For some though, the very thought of the above seems like a dream away. In that case, the SMART model may be just what you're looking for to streamline brainstorms and knock creative heads together without going too off-track or thinking too far ahead.

To see what we mean, keep reading for our breakdown of the model and how it can be applied to your next brainstorm.  

Specific

To begin with, identifying the purpose and specifics of the brainstorm should be a top priority. By doing so, you will be able to make a list or mental note of areas of improvement, as well as any details relating to the meeting, enabling your team to concentrate on one factor at a time.

If you're concerned about team-wide contribution, it may be worth asking each employee to bring something specific to the table, be it an idea or something they've come across that could be an issue.

Measurable

Secondly, you need to think about how you're going to keep tabs on how the brainstorm develops. Without considering a progress indicator, it is all too easy to waste time with chatter in between ideas. So, of course, you will have the mind map itself if you're planning to organise a visual brainstorm, but what else can you do to measure productivity and progress?

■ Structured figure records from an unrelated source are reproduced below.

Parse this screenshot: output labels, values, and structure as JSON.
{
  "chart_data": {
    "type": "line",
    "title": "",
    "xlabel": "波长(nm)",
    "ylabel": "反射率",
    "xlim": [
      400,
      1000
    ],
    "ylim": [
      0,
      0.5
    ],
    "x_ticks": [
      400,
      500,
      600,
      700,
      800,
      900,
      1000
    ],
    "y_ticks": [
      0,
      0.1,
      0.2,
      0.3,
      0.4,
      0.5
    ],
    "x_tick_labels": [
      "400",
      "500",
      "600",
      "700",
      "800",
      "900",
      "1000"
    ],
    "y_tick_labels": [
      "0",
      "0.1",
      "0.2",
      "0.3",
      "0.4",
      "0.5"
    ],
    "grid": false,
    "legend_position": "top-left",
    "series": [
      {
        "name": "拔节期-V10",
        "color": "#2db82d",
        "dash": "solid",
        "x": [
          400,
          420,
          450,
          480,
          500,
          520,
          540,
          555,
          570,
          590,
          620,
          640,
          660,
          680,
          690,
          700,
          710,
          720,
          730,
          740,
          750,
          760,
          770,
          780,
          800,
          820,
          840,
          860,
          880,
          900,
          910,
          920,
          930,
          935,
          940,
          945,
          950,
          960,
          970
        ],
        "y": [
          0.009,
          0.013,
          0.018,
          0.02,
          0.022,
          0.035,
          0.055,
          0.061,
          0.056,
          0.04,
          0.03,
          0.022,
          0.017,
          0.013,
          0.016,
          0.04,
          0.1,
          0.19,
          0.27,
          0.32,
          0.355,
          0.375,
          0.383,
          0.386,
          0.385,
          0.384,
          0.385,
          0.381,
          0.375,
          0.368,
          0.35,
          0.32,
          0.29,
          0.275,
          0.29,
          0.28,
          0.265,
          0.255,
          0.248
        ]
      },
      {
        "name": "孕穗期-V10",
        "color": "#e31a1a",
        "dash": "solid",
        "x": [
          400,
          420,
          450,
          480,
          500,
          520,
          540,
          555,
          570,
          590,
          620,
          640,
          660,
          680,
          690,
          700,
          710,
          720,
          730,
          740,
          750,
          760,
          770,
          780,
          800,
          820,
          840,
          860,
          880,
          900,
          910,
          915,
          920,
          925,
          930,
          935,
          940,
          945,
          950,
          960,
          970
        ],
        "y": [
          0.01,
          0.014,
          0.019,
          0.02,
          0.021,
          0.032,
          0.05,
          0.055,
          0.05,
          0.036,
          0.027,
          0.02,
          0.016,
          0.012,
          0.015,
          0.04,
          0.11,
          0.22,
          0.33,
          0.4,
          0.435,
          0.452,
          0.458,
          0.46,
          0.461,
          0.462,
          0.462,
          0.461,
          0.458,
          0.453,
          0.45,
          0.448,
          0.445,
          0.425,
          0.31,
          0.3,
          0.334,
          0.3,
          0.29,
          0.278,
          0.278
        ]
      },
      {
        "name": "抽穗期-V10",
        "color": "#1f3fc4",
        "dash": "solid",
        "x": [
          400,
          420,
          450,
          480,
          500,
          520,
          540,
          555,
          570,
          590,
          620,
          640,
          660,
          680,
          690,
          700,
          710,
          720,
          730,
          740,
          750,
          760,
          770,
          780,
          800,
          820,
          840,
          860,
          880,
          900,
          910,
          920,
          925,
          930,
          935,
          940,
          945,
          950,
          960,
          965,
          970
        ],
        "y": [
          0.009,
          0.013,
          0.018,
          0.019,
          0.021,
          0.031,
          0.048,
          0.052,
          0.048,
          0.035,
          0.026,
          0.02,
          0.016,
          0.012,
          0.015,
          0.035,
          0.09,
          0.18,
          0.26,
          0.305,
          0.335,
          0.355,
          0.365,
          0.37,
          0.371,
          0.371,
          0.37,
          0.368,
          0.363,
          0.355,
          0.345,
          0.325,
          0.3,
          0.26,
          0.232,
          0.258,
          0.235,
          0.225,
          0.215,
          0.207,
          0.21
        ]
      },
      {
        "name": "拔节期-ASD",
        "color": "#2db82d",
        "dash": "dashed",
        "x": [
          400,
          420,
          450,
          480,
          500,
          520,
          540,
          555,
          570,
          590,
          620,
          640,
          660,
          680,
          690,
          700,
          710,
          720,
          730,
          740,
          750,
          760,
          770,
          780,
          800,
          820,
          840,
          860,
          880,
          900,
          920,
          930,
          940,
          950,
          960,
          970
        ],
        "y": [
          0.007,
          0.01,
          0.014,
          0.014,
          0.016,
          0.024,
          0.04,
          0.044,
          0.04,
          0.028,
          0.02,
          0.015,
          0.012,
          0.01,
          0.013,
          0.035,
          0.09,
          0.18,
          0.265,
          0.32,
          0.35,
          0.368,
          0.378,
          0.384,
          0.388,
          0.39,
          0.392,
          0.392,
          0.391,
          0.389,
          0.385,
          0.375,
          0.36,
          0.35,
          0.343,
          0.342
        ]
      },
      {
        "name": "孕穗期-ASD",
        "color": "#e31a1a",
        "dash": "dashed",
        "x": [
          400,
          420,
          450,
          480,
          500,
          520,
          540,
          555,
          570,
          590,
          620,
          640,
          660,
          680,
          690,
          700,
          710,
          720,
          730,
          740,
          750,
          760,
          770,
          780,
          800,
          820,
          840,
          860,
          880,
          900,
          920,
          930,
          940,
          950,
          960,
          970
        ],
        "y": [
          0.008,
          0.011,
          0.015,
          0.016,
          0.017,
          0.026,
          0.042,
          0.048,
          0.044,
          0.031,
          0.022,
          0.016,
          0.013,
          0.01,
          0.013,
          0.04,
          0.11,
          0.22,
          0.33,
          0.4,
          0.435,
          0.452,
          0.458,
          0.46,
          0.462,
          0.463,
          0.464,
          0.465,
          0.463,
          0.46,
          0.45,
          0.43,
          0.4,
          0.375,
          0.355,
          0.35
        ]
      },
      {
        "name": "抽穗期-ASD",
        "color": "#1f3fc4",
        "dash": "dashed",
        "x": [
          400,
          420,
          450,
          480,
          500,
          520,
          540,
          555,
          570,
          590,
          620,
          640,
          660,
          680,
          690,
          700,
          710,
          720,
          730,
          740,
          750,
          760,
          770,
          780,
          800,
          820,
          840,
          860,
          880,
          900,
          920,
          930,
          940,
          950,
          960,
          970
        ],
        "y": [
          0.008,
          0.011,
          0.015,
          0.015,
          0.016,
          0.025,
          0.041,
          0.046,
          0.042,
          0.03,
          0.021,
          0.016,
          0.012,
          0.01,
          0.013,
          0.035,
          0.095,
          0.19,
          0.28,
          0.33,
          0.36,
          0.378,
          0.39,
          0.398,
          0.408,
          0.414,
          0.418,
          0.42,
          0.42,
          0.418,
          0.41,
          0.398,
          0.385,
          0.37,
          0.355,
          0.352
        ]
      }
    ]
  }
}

Well, if you're conscious of time, to keep the brainstorm short, sweet and streamlined, allowing every employee 5-10 minutes to explain their ideas is a good way to ensure everyone has their say.

Attainable and Relevant

Once ideas have been jotted down, you need to think about what's actually attainable. For this step, consider resources, time-efficiency and skillset; this way, you can also think about who to assign the task.

As well as ensuring all goals are attainable based on the factors listed above, you need to ensure they are relevant to your end objective. Think about how the concepts put forward will grow into what your team ultimately want to achieve and for those that don't seem all too relevant, make a note of them elsewhere, as they could be used in the future or a different department altogether.

Time-Bound

So, you have your concepts, all of which are relevant to the team-wide objective in question and can be achieved. The last factor you need to consider is when the ideas need to be implemented and how much time you have for concepts to develop. In today's fast-paced work lifestyle, it can be difficult to make more time, but think realistically based on current roles and whether it is a short-term fix or a long-term solution.

These are just a few ways to organise a SMART brainstorm. Before sitting down with your team, it may be worth jotting these steps down, so you can adopt a systematic approach.